Wenn Verbraucher eine Reise aufgrund des in einigen Bundesländern geltenden Beherbungsverbots nicht oder verspätet antreten können, sei das eine Situation, die es so bisher noch nie gegeben habe, sagte Verbraucherschützerin Beate Wagner im Dlf. Kostenfrei von dem Buchungsvertrag zurücktreten, sei aber schwierig.

Beate Wagner im Gespräch mit Susanne Kuhlmann |
Blick auf Strandkörbe und den Strand in St. Peter-Ording
Auch in Schleswig-Holstein gilt das Beherberungsverbot, die rechtlichen Konsequenzen wurden aber noch nicht ausreichend von Gerichten geklärt. (Gettyimages / Stuart Franklin)

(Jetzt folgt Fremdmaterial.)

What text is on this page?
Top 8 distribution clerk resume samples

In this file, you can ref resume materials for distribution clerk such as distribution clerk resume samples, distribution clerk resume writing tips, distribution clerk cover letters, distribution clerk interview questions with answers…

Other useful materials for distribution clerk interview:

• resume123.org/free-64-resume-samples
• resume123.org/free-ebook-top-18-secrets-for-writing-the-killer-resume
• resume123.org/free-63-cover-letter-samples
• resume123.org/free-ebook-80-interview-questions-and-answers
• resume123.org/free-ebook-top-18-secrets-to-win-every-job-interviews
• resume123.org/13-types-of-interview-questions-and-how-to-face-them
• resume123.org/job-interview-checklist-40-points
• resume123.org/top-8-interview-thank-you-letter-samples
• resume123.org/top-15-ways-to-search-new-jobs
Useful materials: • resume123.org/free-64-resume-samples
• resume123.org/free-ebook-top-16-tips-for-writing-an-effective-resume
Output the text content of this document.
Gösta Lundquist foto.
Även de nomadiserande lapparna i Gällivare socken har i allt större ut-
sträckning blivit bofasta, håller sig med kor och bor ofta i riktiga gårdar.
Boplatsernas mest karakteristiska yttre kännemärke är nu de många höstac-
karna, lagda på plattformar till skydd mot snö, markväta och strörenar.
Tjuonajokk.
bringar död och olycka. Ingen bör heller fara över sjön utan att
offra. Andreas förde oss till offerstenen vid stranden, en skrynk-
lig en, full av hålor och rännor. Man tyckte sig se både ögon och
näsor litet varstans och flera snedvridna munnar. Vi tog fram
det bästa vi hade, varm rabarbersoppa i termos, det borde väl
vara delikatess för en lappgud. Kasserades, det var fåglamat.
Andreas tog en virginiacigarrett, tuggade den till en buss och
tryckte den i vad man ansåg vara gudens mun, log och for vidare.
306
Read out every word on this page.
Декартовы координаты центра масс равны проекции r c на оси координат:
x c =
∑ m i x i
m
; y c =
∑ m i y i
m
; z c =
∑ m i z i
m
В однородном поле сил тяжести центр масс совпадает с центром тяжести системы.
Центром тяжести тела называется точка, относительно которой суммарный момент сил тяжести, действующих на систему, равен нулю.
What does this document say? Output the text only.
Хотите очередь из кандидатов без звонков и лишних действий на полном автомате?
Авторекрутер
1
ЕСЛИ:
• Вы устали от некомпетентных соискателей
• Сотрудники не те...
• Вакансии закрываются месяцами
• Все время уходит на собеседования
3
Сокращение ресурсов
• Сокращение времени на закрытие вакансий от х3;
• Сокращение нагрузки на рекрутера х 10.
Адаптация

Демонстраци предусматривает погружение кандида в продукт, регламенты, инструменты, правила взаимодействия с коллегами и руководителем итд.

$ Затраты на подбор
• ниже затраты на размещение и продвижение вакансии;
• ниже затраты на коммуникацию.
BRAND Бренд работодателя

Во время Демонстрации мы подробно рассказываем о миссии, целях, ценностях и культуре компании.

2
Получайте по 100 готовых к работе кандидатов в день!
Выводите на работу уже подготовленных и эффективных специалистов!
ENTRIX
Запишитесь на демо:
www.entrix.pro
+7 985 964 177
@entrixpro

Mehr als acht Stunden hat das Treffen der Bundeskanzlerin mit den Länderchefinnen und Chefs gestern gedauert. Dabei ging es um die zentrale Frage, was muss passieren, damit der rasche Anstieg der Corona-Infektionen in der Bevölkerung abgebremst wird?
Ungelöst bleibt zunächst der größte Streitpunkt: das Beherbergungsverbot, das in einer Reihe von Bundesländern gilt. Das soll am 8. November, also nach den Herbstferien, überprüft werden.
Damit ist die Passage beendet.